À sombra da criança a sombra não existe.
o tempo já não é tempo e as janelas abrem para fora dos pilares do ar.
as crianças apaziguam-nos os olhos como um organismo vivo
ou como a cicatriz de uma folha que partiu pela primavera fora.
e chegam-nos com chaves por uma fenda horária do arco-íris
habitando-nos com búzios e peixes prismáticos na fechadura das portas.

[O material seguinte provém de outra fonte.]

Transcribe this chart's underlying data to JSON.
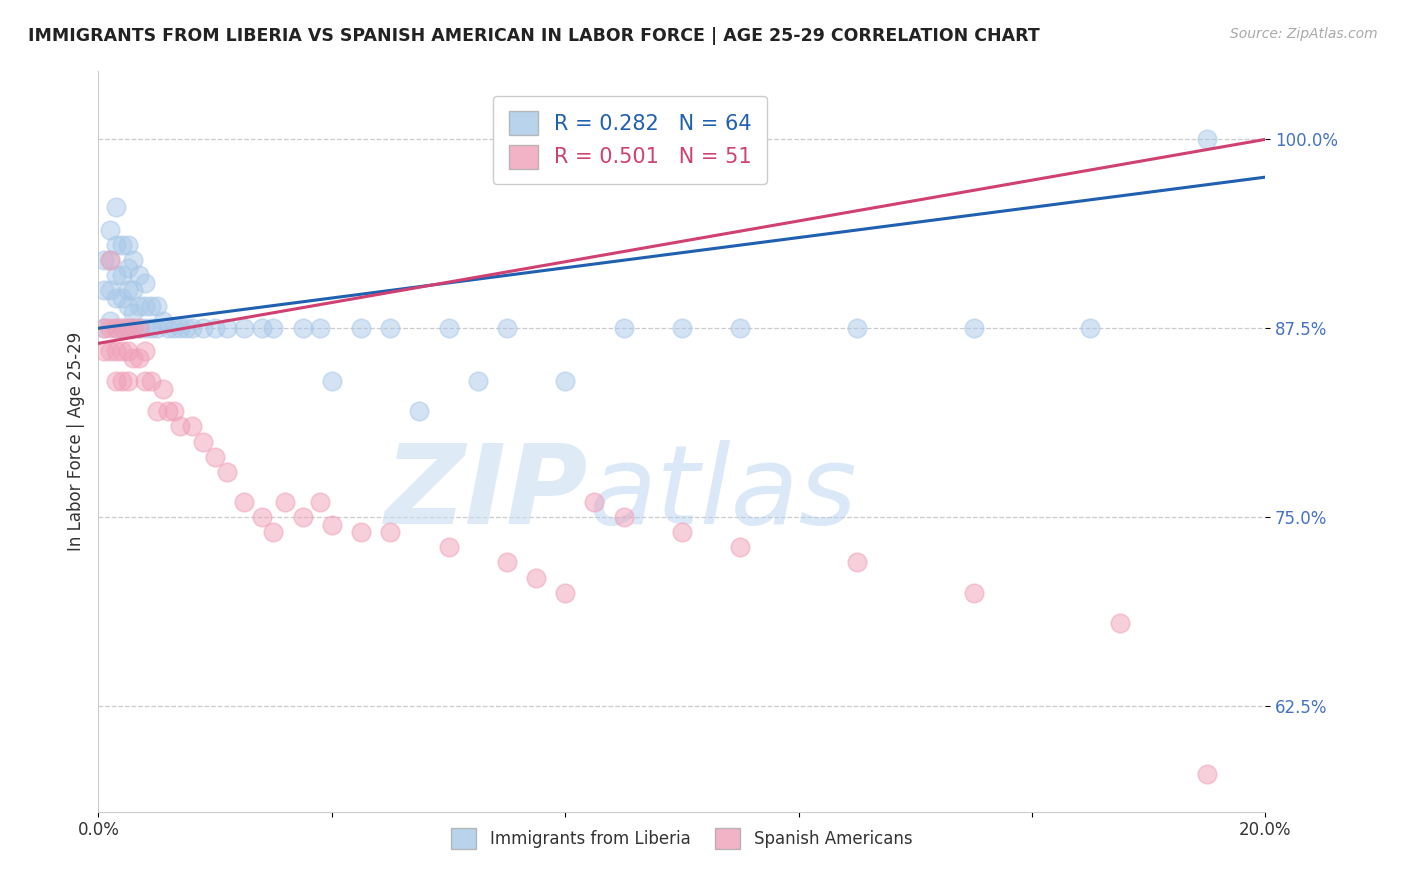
{
  "title": "IMMIGRANTS FROM LIBERIA VS SPANISH AMERICAN IN LABOR FORCE | AGE 25-29 CORRELATION CHART",
  "source": "Source: ZipAtlas.com",
  "ylabel": "In Labor Force | Age 25-29",
  "x_min": 0.0,
  "x_max": 0.2,
  "y_min": 0.555,
  "y_max": 1.045,
  "yticks": [
    0.625,
    0.75,
    0.875,
    1.0
  ],
  "ytick_labels": [
    "62.5%",
    "75.0%",
    "87.5%",
    "100.0%"
  ],
  "xticks": [
    0.0,
    0.04,
    0.08,
    0.12,
    0.16,
    0.2
  ],
  "xtick_labels": [
    "0.0%",
    "",
    "",
    "",
    "",
    "20.0%"
  ],
  "R_liberia": 0.282,
  "N_liberia": 64,
  "R_spanish": 0.501,
  "N_spanish": 51,
  "liberia_color": "#a8c8e8",
  "spanish_color": "#f0a0b8",
  "liberia_line_color": "#2060b0",
  "spanish_line_color": "#d04070",
  "liberia_x": [
    0.001,
    0.001,
    0.001,
    0.002,
    0.002,
    0.002,
    0.002,
    0.003,
    0.003,
    0.003,
    0.003,
    0.003,
    0.004,
    0.004,
    0.004,
    0.004,
    0.005,
    0.005,
    0.005,
    0.005,
    0.005,
    0.006,
    0.006,
    0.006,
    0.006,
    0.007,
    0.007,
    0.007,
    0.008,
    0.008,
    0.008,
    0.009,
    0.009,
    0.01,
    0.01,
    0.011,
    0.012,
    0.013,
    0.014,
    0.015,
    0.016,
    0.018,
    0.02,
    0.022,
    0.025,
    0.028,
    0.03,
    0.035,
    0.038,
    0.04,
    0.045,
    0.05,
    0.055,
    0.06,
    0.065,
    0.07,
    0.08,
    0.09,
    0.1,
    0.11,
    0.13,
    0.15,
    0.17,
    0.19
  ],
  "liberia_y": [
    0.875,
    0.9,
    0.92,
    0.88,
    0.9,
    0.92,
    0.94,
    0.875,
    0.895,
    0.91,
    0.93,
    0.955,
    0.875,
    0.895,
    0.91,
    0.93,
    0.875,
    0.89,
    0.9,
    0.915,
    0.93,
    0.875,
    0.885,
    0.9,
    0.92,
    0.875,
    0.89,
    0.91,
    0.875,
    0.89,
    0.905,
    0.875,
    0.89,
    0.875,
    0.89,
    0.88,
    0.875,
    0.875,
    0.875,
    0.875,
    0.875,
    0.875,
    0.875,
    0.875,
    0.875,
    0.875,
    0.875,
    0.875,
    0.875,
    0.84,
    0.875,
    0.875,
    0.82,
    0.875,
    0.84,
    0.875,
    0.84,
    0.875,
    0.875,
    0.875,
    0.875,
    0.875,
    0.875,
    1.0
  ],
  "spanish_x": [
    0.001,
    0.001,
    0.002,
    0.002,
    0.002,
    0.003,
    0.003,
    0.003,
    0.004,
    0.004,
    0.004,
    0.005,
    0.005,
    0.005,
    0.006,
    0.006,
    0.007,
    0.007,
    0.008,
    0.008,
    0.009,
    0.01,
    0.011,
    0.012,
    0.013,
    0.014,
    0.016,
    0.018,
    0.02,
    0.022,
    0.025,
    0.028,
    0.03,
    0.032,
    0.035,
    0.038,
    0.04,
    0.045,
    0.05,
    0.06,
    0.07,
    0.075,
    0.08,
    0.085,
    0.09,
    0.1,
    0.11,
    0.13,
    0.15,
    0.175,
    0.19
  ],
  "spanish_y": [
    0.875,
    0.86,
    0.92,
    0.875,
    0.86,
    0.875,
    0.86,
    0.84,
    0.875,
    0.86,
    0.84,
    0.875,
    0.86,
    0.84,
    0.875,
    0.855,
    0.875,
    0.855,
    0.86,
    0.84,
    0.84,
    0.82,
    0.835,
    0.82,
    0.82,
    0.81,
    0.81,
    0.8,
    0.79,
    0.78,
    0.76,
    0.75,
    0.74,
    0.76,
    0.75,
    0.76,
    0.745,
    0.74,
    0.74,
    0.73,
    0.72,
    0.71,
    0.7,
    0.76,
    0.75,
    0.74,
    0.73,
    0.72,
    0.7,
    0.68,
    0.58
  ]
}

e são aéreas. e terrestres. e fazem-nos subir as lágrimas através do espelho do fogo
- através de pseudópodes, urtigas, saltos, unhas concêntricas cravadas na terra. -
viajam também através de labirintos, quedas d’ água, desertos,
cavernas sonoras, por ritmos incalculáveis
e depositam claridades no pólen dos lábios.
as crianças falam-nos de uma outra língua,
parente da poesia,
e encostamos o ouvido às suas janelas,
aos seus ovos de geleia real.
procuramos água, interstícios, fontes, uma palavra invisível e imóvel.

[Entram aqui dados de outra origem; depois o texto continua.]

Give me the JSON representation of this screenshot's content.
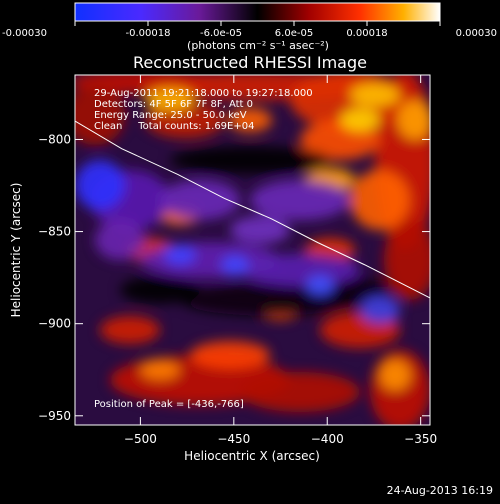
{
  "colorbar": {
    "ticks": [
      "-0.00030",
      "-0.00018",
      "-6.0e-05",
      "6.0e-05",
      "0.00018",
      "0.00030"
    ],
    "tick_values": [
      -0.0003,
      -0.00018,
      -6e-05,
      6e-05,
      0.00018,
      0.0003
    ],
    "range": [
      -0.0003,
      0.0003
    ],
    "units_label": "(photons cm⁻² s⁻¹ asec⁻²)"
  },
  "chart_data": {
    "type": "heatmap",
    "title": "Reconstructed RHESSI Image",
    "xlabel": "Heliocentric X (arcsec)",
    "ylabel": "Heliocentric Y (arcsec)",
    "xlim": [
      -535,
      -345
    ],
    "ylim": [
      -955,
      -765
    ],
    "xticks": [
      -500,
      -450,
      -400,
      -350
    ],
    "yticks": [
      -800,
      -850,
      -900,
      -950
    ],
    "xtick_labels": [
      "−500",
      "−450",
      "−400",
      "−350"
    ],
    "ytick_labels": [
      "−800",
      "−850",
      "−900",
      "−950"
    ],
    "colormap": "blue-purple-black-red-orange-yellow-white",
    "limb_line": {
      "x": [
        -535,
        -510,
        -480,
        -455,
        -430,
        -405,
        -380,
        -345
      ],
      "y": [
        -790,
        -805,
        -819,
        -832,
        -843,
        -856,
        -868,
        -886
      ]
    },
    "peak_marker": {
      "x": -436,
      "y": -766
    }
  },
  "annotations": [
    "29-Aug-2011 19:21:18.000 to 19:27:18.000",
    "Detectors: 4F 5F 6F 7F 8F, Att 0",
    "Energy Range: 25.0 - 50.0 keV",
    "Clean     Total counts: 1.69E+04"
  ],
  "peak_label": "Position of Peak = [-436,-766]",
  "footer_date": "24-Aug-2013 16:19"
}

às vezes uma formiga é uma questão sonora
e as crianças atingem o mais alto grau de cintilação na língua.
o sonho é a sua substância primordial.
as crianças nunca falam do poema em voz alta.
praticam-no dentro do corpo e não precisam de o escrever em nenhum papel.
Aspiram ao íntimo dos livros com a boca no turbilhão dos nomes.